Robots and software aren’t just changing manual labor in warehouses or kitchens. They’re also transforming medical research.

A San Francisco startup called 3Scan Inc. raised $14 million in venture funding to automate tissue analysis for scientists involved in drug discovery with its proprietary robotic microscope and computer vision systems.

According to the company’s co-founder and Chief Operating Officer Megan Klimen, 3Scan can eliminate some drudgery for drug researchers who have been stuck using manual processes for tissue analysis.

But more importantly, she said, 3Scan gives scientists a better view and more comprehensive data set from any given tissue sample than they have ever had before.

Today, if researchers need to examine diseased tissue, they typically attain a 1 cm block of it, embed it in something like paraffin then slice it into sections that are stained, floated in a water bath and examined under different kinds of microscopes. They typically take fewer than a dozen slices and extrapolate everything they can from the data they get from those few slices.

3Scan's systems use robotics and machine vision to analyze tissue samples rapidly and precisely.

3Scan’s systems use robotics and machine vision to analyze tissue samples.

3Scan’s robotic microscope slices the tissue samples very precisely. Something like a micro deli-slicer, Klimen explained, 3Scan’s system can derive 10,000 slices from each tissue sample. The robotic microscope then uses machine vision to generate a digital, 3-D spatial map which researchers can review and explore on a screen, something like a topographical map of the Earth.

3Scan’s machine is so efficient that it can do a year’s worth of tissue sample analysis in one day that it would take a pathologist to do in one year using traditional methods, Klimen said.

The scans allow researchers a view into aspects of tissue that were not seen before, such as changes to vasculature, or blood flow, between tissue sample A and B. “You don’t have to use sampling techniques to make a guess about what’s in the tissue any more,” the COO said.

Lux Capital and Data Collective led the Series B investment in 3Scan, joined by Dolby Family Ventures, OS Fund, Comet Labs and Breakout Ventures, as well as the venture arm of a U.S.-based research hospital that the startup didn’t have permission to name.

The funding brings the company’s total capital raised to $22 million to-date in equity funding.

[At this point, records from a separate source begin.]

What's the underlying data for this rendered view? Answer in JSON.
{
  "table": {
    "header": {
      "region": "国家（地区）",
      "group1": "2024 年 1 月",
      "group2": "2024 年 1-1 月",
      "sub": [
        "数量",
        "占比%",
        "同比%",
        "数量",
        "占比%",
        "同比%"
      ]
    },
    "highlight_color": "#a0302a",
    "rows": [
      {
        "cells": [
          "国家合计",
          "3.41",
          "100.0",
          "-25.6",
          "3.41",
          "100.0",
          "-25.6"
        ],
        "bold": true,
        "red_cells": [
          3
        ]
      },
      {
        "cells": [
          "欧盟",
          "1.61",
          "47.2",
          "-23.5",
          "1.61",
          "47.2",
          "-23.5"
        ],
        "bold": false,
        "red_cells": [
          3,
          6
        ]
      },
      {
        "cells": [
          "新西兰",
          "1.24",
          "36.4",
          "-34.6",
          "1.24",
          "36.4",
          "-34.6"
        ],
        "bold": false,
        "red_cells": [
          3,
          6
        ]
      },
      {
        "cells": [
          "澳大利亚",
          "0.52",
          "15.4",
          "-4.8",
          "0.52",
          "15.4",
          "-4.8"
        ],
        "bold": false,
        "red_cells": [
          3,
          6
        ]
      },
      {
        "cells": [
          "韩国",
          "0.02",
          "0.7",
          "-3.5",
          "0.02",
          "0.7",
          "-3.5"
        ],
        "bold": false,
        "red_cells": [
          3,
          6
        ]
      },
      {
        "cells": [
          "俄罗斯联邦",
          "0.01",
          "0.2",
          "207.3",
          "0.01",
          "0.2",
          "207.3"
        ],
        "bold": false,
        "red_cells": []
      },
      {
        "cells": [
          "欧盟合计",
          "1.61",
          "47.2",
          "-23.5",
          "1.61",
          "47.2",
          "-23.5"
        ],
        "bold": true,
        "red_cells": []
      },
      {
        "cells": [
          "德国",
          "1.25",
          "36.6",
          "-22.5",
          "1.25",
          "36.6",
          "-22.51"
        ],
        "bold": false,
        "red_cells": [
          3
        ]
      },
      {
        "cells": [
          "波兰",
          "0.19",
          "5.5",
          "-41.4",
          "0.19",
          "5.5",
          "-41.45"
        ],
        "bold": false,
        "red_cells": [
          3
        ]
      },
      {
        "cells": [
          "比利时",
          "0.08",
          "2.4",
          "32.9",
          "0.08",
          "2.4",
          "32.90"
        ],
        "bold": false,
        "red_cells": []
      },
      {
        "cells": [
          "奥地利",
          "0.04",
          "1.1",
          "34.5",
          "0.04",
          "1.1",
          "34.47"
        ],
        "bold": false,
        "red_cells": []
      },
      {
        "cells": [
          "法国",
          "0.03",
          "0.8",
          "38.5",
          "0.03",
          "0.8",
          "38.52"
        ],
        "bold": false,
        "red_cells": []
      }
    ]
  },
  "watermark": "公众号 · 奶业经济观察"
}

Founded in 2010 by Klimen along with CEO Todd Huffman, CTO Matthew Goodman and Chief Engineer Cody Daniel, 3Scan also raised $390,000 in non-dilutive grant money from Breakout Labs and Start-Up Chile prior to raising equity financing.

3Scan's robotic, high throughput microscope at work analyzing tissue samples.

3Scan’s robotic, high throughput microscope at work.

The company generates revenue by providing imaging services to pharmaceuticals companies, labs or pathologists involved in pre-clinical drug discovery, today.

In the future, it will seek FDA approvals for its machines to be used to examine human tissue. In pre-clinical drug discovery, scientists are evaluating tissue from mice or other animals.

Klimen said for now, “We’re taking our instrumentation, which we have taken beyond the prototype phase with our earlier financing, and showing people what we can do with it.”

The company, which employs about 30 full-time today in San Francisco, aims to move into bigger drug-discovery projects, and to give researchers new ways to analyze tissue using 3Scan software, including: automated cell counting and diagnosis.